Adapun perwakilan dari Bareskrim Polri yang hadir pada rapat koordinasi ini adalah Direktur Tindak Pidana Ekonomi dan Khusus Bareskrim Polri, Brigjen Pol Helmy Santika, S.H., S.I.K., M.Si. beserta jajarannya.

Untuk diketahui, pada 2018 lalu Indonesia dan A merika Serikat (AS) menyepakati rencana kerja hak atas kekayaan intelektual (HAKI). Kesepakatan ini dicapai pada pertemuan bilateral Indonesia-USA Trade and Investment Framework Arrangement (TIFA) ke-17 di Hotel Shangri-La, Jakarta.
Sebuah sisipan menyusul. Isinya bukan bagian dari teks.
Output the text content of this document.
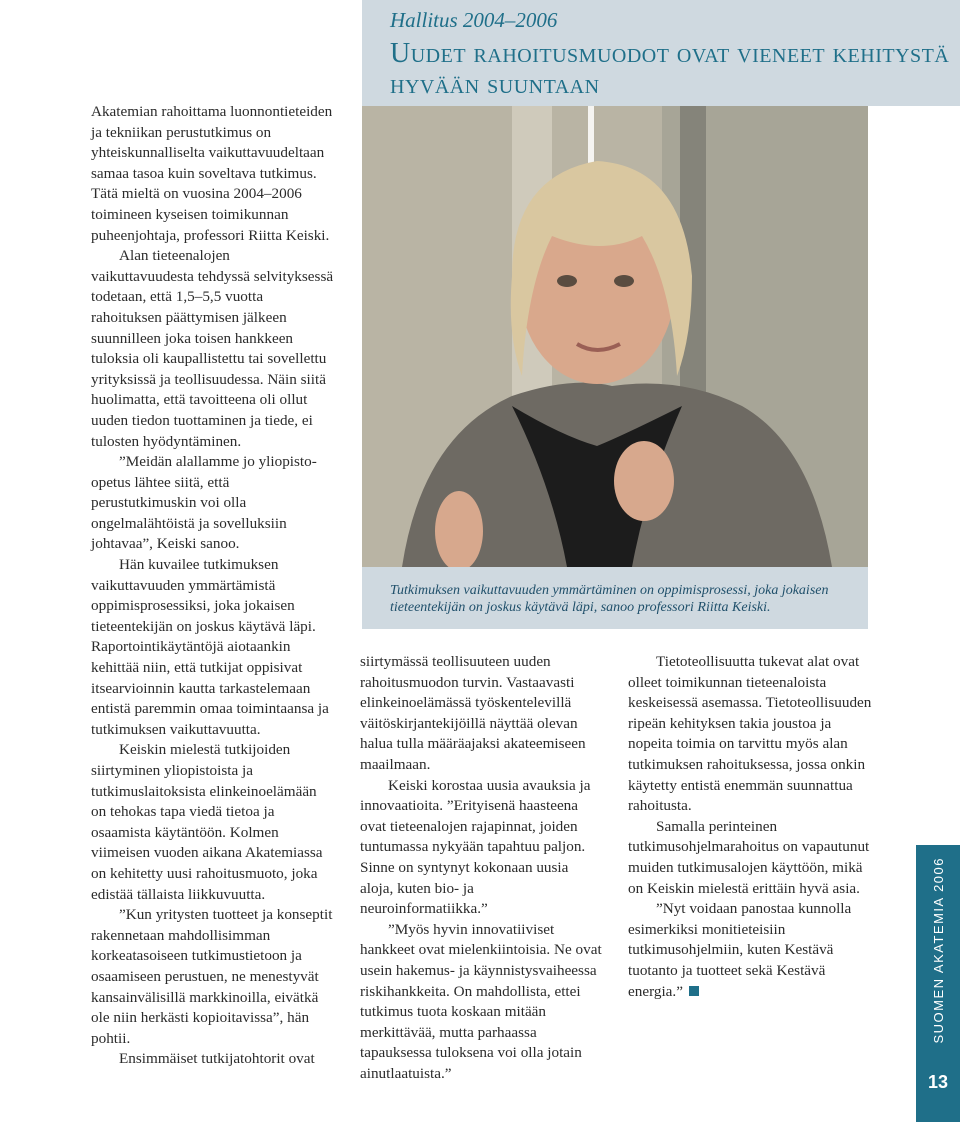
Hallitus 2004–2006
Uudet rahoitusmuodot ovat vieneet kehitystä hyvään suuntaan
Tutkimuksen vaikuttavuuden ymmärtäminen on oppimisprosessi, joka jokaisen tieteentekijän on joskus käytävä läpi, sanoo professori Riitta Keiski.

Akatemian rahoittama luonnontieteiden ja tekniikan perustutkimus on yhteiskunnalliselta vaikuttavuudeltaan samaa tasoa kuin soveltava tutkimus. Tätä mieltä on vuosina 2004–2006 toimineen kyseisen toimikunnan puheenjohtaja, professori Riitta Keiski.

Alan tieteenalojen vaikuttavuudesta tehdyssä selvityksessä todetaan, että 1,5–5,5 vuotta rahoituksen päättymisen jälkeen suunnilleen joka toisen hankkeen tuloksia oli kaupallistettu tai sovellettu yrityksissä ja teollisuudessa. Näin siitä huolimatta, että tavoitteena oli ollut uuden tiedon tuottaminen ja tiede, ei tulosten hyödyntäminen.

”Meidän alallamme jo yliopisto-opetus lähtee siitä, että perustutkimuskin voi olla ongelmalähtöistä ja sovelluksiin johtavaa”, Keiski sanoo.

Hän kuvailee tutkimuksen vaikuttavuuden ymmärtämistä oppimisprosessiksi, joka jokaisen tieteentekijän on joskus käytävä läpi. Raportointikäytäntöjä aiotaankin kehittää niin, että tutkijat oppisivat itsearvioinnin kautta tarkastelemaan entistä paremmin omaa toimintaansa ja tutkimuksen vaikuttavuutta.

Keiskin mielestä tutkijoiden siirtyminen yliopistoista ja tutkimuslaitoksista elinkeinoelämään on tehokas tapa viedä tietoa ja osaamista käytäntöön. Kolmen viimeisen vuoden aikana Akatemiassa on kehitetty uusi rahoitusmuoto, joka edistää tällaista liikkuvuutta.

”Kun yritysten tuotteet ja konseptit rakennetaan mahdollisimman korkeatasoiseen tutkimustietoon ja osaamiseen perustuen, ne menestyvät kansainvälisillä markkinoilla, eivätkä ole niin herkästi kopioitavissa”, hän pohtii.

Ensimmäiset tutkijatohtorit ovat

siirtymässä teollisuuteen uuden rahoitusmuodon turvin. Vastaavasti elinkeinoelämässä työskentelevillä väitöskirjantekijöillä näyttää olevan halua tulla määräajaksi akateemiseen maailmaan.

Keiski korostaa uusia avauksia ja innovaatioita. ”Erityisenä haasteena ovat tieteenalojen rajapinnat, joiden tuntumassa nykyään tapahtuu paljon. Sinne on syntynyt kokonaan uusia aloja, kuten bio- ja neuroinformatiikka.”

”Myös hyvin innovatiiviset hankkeet ovat mielenkiintoisia. Ne ovat usein hakemus- ja käynnistysvaiheessa riskihankkeita. On mahdollista, ettei tutkimus tuota koskaan mitään merkittävää, mutta parhaassa tapauksessa tuloksena voi olla jotain ainutlaatuista.”

Tietoteollisuutta tukevat alat ovat olleet toimikunnan tieteenaloista keskeisessä asemassa. Tietoteollisuuden ripeän kehityksen takia joustoa ja nopeita toimia on tarvittu myös alan tutkimuksen rahoituksessa, jossa onkin käytetty entistä enemmän suunnattua rahoitusta.

Samalla perinteinen tutkimusohjelmarahoitus on vapautunut muiden tutkimusalojen käyttöön, mikä on Keiskin mielestä erittäin hyvä asia.

”Nyt voidaan panostaa kunnolla esimerkiksi monitieteisiin tutkimusohjelmiin, kuten Kestävä tuotanto ja tuotteet sekä Kestävä energia.”	SUOMEN AKATEMIA 2006
13
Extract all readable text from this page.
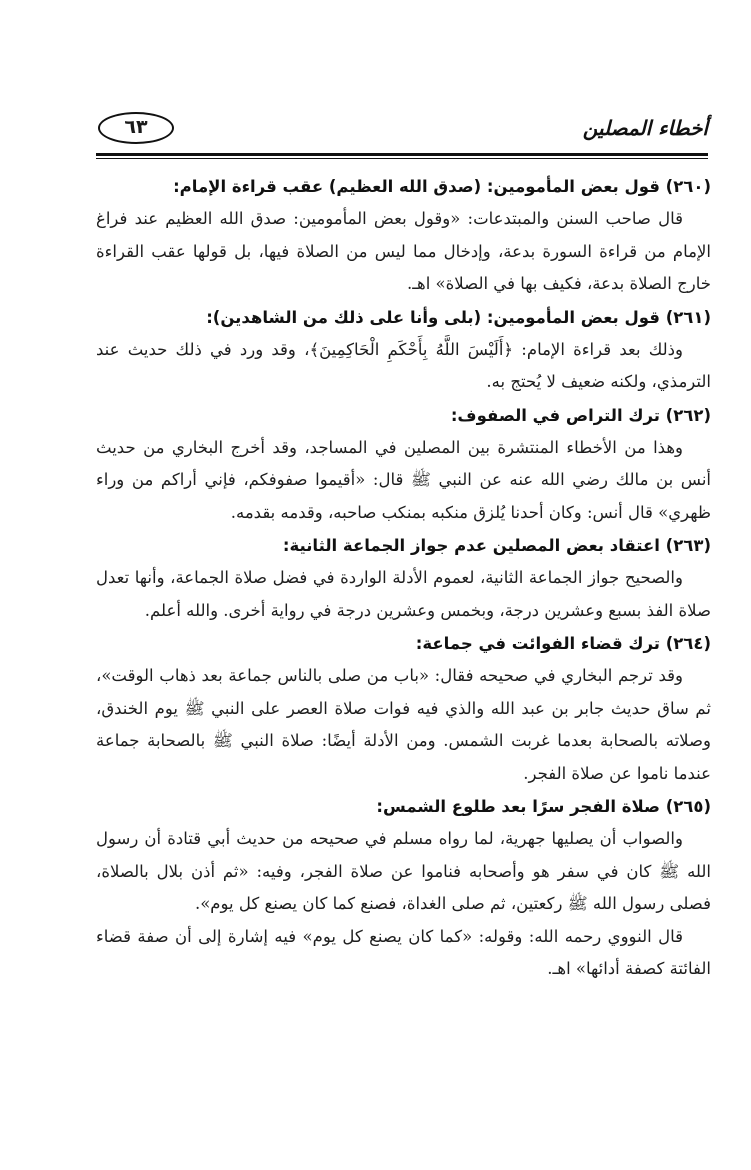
أخطاء المصلين
٦٣
(٢٦٠) قول بعض المأمومين: (صدق الله العظيم) عقب قراءة الإمام:

قال صاحب السنن والمبتدعات: «وقول بعض المأمومين: صدق الله العظيم عند فراغ الإمام من قراءة السورة بدعة، وإدخال مما ليس من الصلاة فيها، بل قولها عقب القراءة خارج الصلاة بدعة، فكيف بها في الصلاة» اهـ.

(٢٦١) قول بعض المأمومين: (بلى وأنا على ذلك من الشاهدين):

وذلك بعد قراءة الإمام: ﴿أَلَيْسَ اللَّهُ بِأَحْكَمِ الْحَاكِمِينَ﴾، وقد ورد في ذلك حديث عند الترمذي، ولكنه ضعيف لا يُحتج به.

(٢٦٢) ترك التراص في الصفوف:

وهذا من الأخطاء المنتشرة بين المصلين في المساجد، وقد أخرج البخاري من حديث أنس بن مالك رضي الله عنه عن النبي ﷺ قال: «أقيموا صفوفكم، فإني أراكم من وراء ظهري» قال أنس: وكان أحدنا يُلزق منكبه بمنكب صاحبه، وقدمه بقدمه.

(٢٦٣) اعتقاد بعض المصلين عدم جواز الجماعة الثانية:

والصحيح جواز الجماعة الثانية، لعموم الأدلة الواردة في فضل صلاة الجماعة، وأنها تعدل صلاة الفذ بسبع وعشرين درجة، وبخمس وعشرين درجة في رواية أخرى. والله أعلم.

(٢٦٤) ترك قضاء الفوائت في جماعة:

وقد ترجم البخاري في صحيحه فقال: «باب من صلى بالناس جماعة بعد ذهاب الوقت»، ثم ساق حديث جابر بن عبد الله والذي فيه فوات صلاة العصر على النبي ﷺ يوم الخندق، وصلاته بالصحابة بعدما غربت الشمس. ومن الأدلة أيضًا: صلاة النبي ﷺ بالصحابة جماعة عندما ناموا عن صلاة الفجر.

(٢٦٥) صلاة الفجر سرًا بعد طلوع الشمس:

والصواب أن يصليها جهرية، لما رواه مسلم في صحيحه من حديث أبي قتادة أن رسول الله ﷺ كان في سفر هو وأصحابه فناموا عن صلاة الفجر، وفيه: «ثم أذن بلال بالصلاة، فصلى رسول الله ﷺ ركعتين، ثم صلى الغداة، فصنع كما كان يصنع كل يوم».

قال النووي رحمه الله: وقوله: «كما كان يصنع كل يوم» فيه إشارة إلى أن صفة قضاء الفائتة كصفة أدائها» اهـ.
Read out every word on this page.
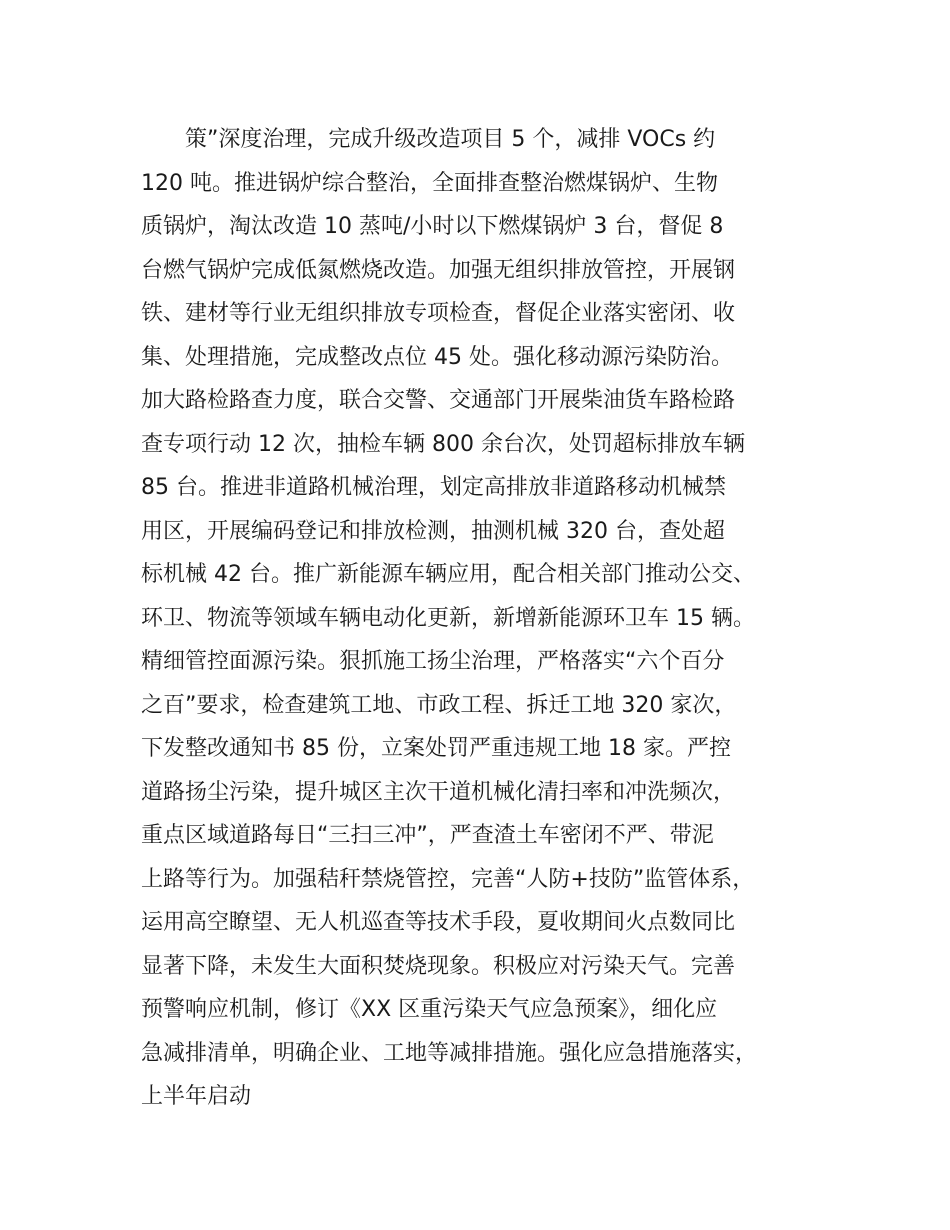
策”深度治理，完成升级改造项目 5 个，减排 VOCs 约
120 吨。推进锅炉综合整治，全面排查整治燃煤锅炉、生物
质锅炉，淘汰改造 10 蒸吨/小时以下燃煤锅炉 3 台，督促 8
台燃气锅炉完成低氮燃烧改造。加强无组织排放管控，开展钢
铁、建材等行业无组织排放专项检查，督促企业落实密闭、收
集、处理措施，完成整改点位 45 处。强化移动源污染防治。
加大路检路查力度，联合交警、交通部门开展柴油货车路检路
查专项行动 12 次，抽检车辆 800 余台次，处罚超标排放车辆
85 台。推进非道路机械治理，划定高排放非道路移动机械禁
用区，开展编码登记和排放检测，抽测机械 320 台，查处超
标机械 42 台。推广新能源车辆应用，配合相关部门推动公交、
环卫、物流等领域车辆电动化更新，新增新能源环卫车 15 辆。
精细管控面源污染。狠抓施工扬尘治理，严格落实“六个百分
之百”要求，检查建筑工地、市政工程、拆迁工地 320 家次，
下发整改通知书 85 份，立案处罚严重违规工地 18 家。严控
道路扬尘污染，提升城区主次干道机械化清扫率和冲洗频次，
重点区域道路每日“三扫三冲”，严查渣土车密闭不严、带泥
上路等行为。加强秸秆禁烧管控，完善“人防+技防”监管体系，
运用高空瞭望、无人机巡查等技术手段，夏收期间火点数同比
显著下降，未发生大面积焚烧现象。积极应对污染天气。完善
预警响应机制，修订《XX 区重污染天气应急预案》，细化应
急减排清单，明确企业、工地等减排措施。强化应急措施落实，
上半年启动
Dalam pertemuan TIFA kala itu, Delegasi Indonesia dipimpin Direktur Jenderal Perundingan Perdagangan Internasional, Iman Pambagyo dan Delegasi AS dipimpin Acting Assistant USTR for South East Asia and Pacific, Karl Ehlers. Sedangkan khusus untuk sesi pembahasan HAKI di pertemuan TIFA ke-17 ini, Delegasi Indonesia dikoordinasi oleh Ditjen HAKI Kementerian Hukum dan Hak Asasi Manusia dan Delegasi AS dikoordinasi oleh United States Trade Representative (USTR).

Pertemuan itu juga terkait hubungan bilateral Indonesia-AS, sebagai target jangka pendek pemerintah, Indonesia berharap rencana kerja HAKI ini dapat mendorong dikeluarkannya Indonesia dari Priority Watch List (PWL) AS.